As such, now is a good time to carefully evaluate whether a manufacturer's inventory management software is up to snuff with what they need, according to a report from Robotics and Automation News. Often, these kinds of assessment efforts should take a top-down view of how companies handle all aspects of the production process, with a particular focus on how effectively things are being tracked on the production floor.
Why is this important?
One of the most effective innovations to come out in the past few years when it comes to managing inventory is the use of NAV barcode scanning, the report said. This is helpful as a means of having the most accurate count possible of what's on hand, establishing when supplies are running low or there's more material on hand than is needed at the present time. Using that information can help executives make the best possible decisions about when, what, and how much to order from suppliers.

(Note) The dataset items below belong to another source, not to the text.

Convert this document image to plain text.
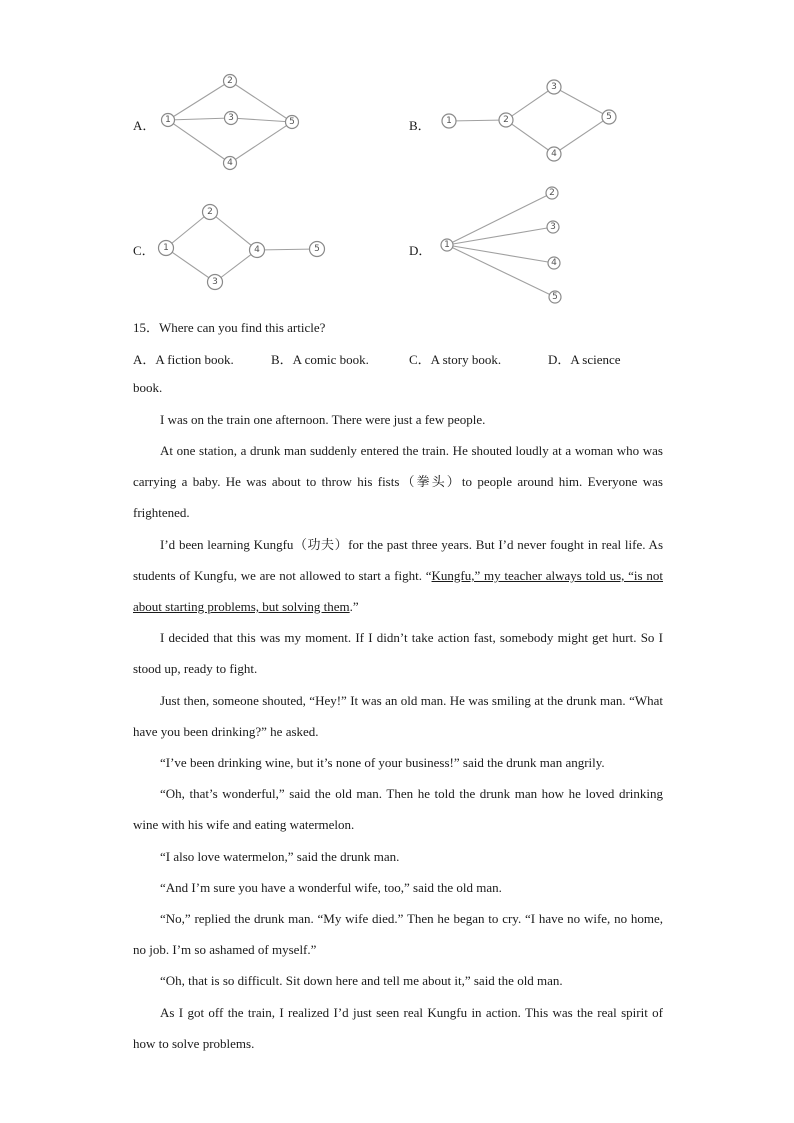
A． 1
2
3
4
5	B． 1	2
3
4
5
C． 1
2
3
4	5	D． 1
2
3
4
5
15．Where can you find this article?
A．A fiction book.	B．A comic book.	C．A story book.	D．A science
book.
I was on the train one afternoon. There were just a few people.
At one station, a drunk man suddenly entered the train. He shouted loudly at a woman who was carrying a baby. He was about to throw his fists（拳头）to people around him. Everyone was frightened.
I’d been learning Kungfu（功夫）for the past three years. But I’d never fought in real life. As students of Kungfu, we are not allowed to start a fight. “Kungfu,” my teacher always told us, “is not about starting problems, but solving them.”
I decided that this was my moment. If I didn’t take action fast, somebody might get hurt. So I stood up, ready to fight.
Just then, someone shouted, “Hey!” It was an old man. He was smiling at the drunk man. “What have you been drinking?” he asked.
“I’ve been drinking wine, but it’s none of your business!” said the drunk man angrily.
“Oh, that’s wonderful,” said the old man. Then he told the drunk man how he loved drinking wine with his wife and eating watermelon.
“I also love watermelon,” said the drunk man.
“And I’m sure you have a wonderful wife, too,” said the old man.
“No,” replied the drunk man. “My wife died.” Then he began to cry. “I have no wife, no home, no job. I’m so ashamed of myself.”
“Oh, that is so difficult. Sit down here and tell me about it,” said the old man.
As I got off the train, I realized I’d just seen real Kungfu in action. This was the real spirit of how to solve problems.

Further, barcoding can also help track finished products as they come off the line and either go to warehouse shelves or head out the door for delivery, the report said. This way, even as sales get busier, there's a significantly diminished chance that items get lost in the shuffle.
Assess all the options
Meanwhile, while NAV barcoding is continually catching on within the industry, so too are other inventory management solutions, according to a report Manufacturing Business Technology. As a consequence, it will be vital for companies to carefully assess their needs in this regard, and then examine all the options available to them. Because there is no one-size-fits-all solution, each manufacturer's unique needs can likely be met by a slew of options. With that having been said, some will likely be more effective than others based on their requirements.
Barcoding is starting to share more of the market with emergent technologies, but mobile devices will likely keep it just as relevant as it has been for decades, the report said.
While it may be a little late in the game to start adopting new barcoding technology for this holiday season, it's always a good time for executives to start that decision-making process as soon as possible. The more regularly companies assess their abilities to handle these issues, the better off they will be for meeting modern manufacturing challenges head on.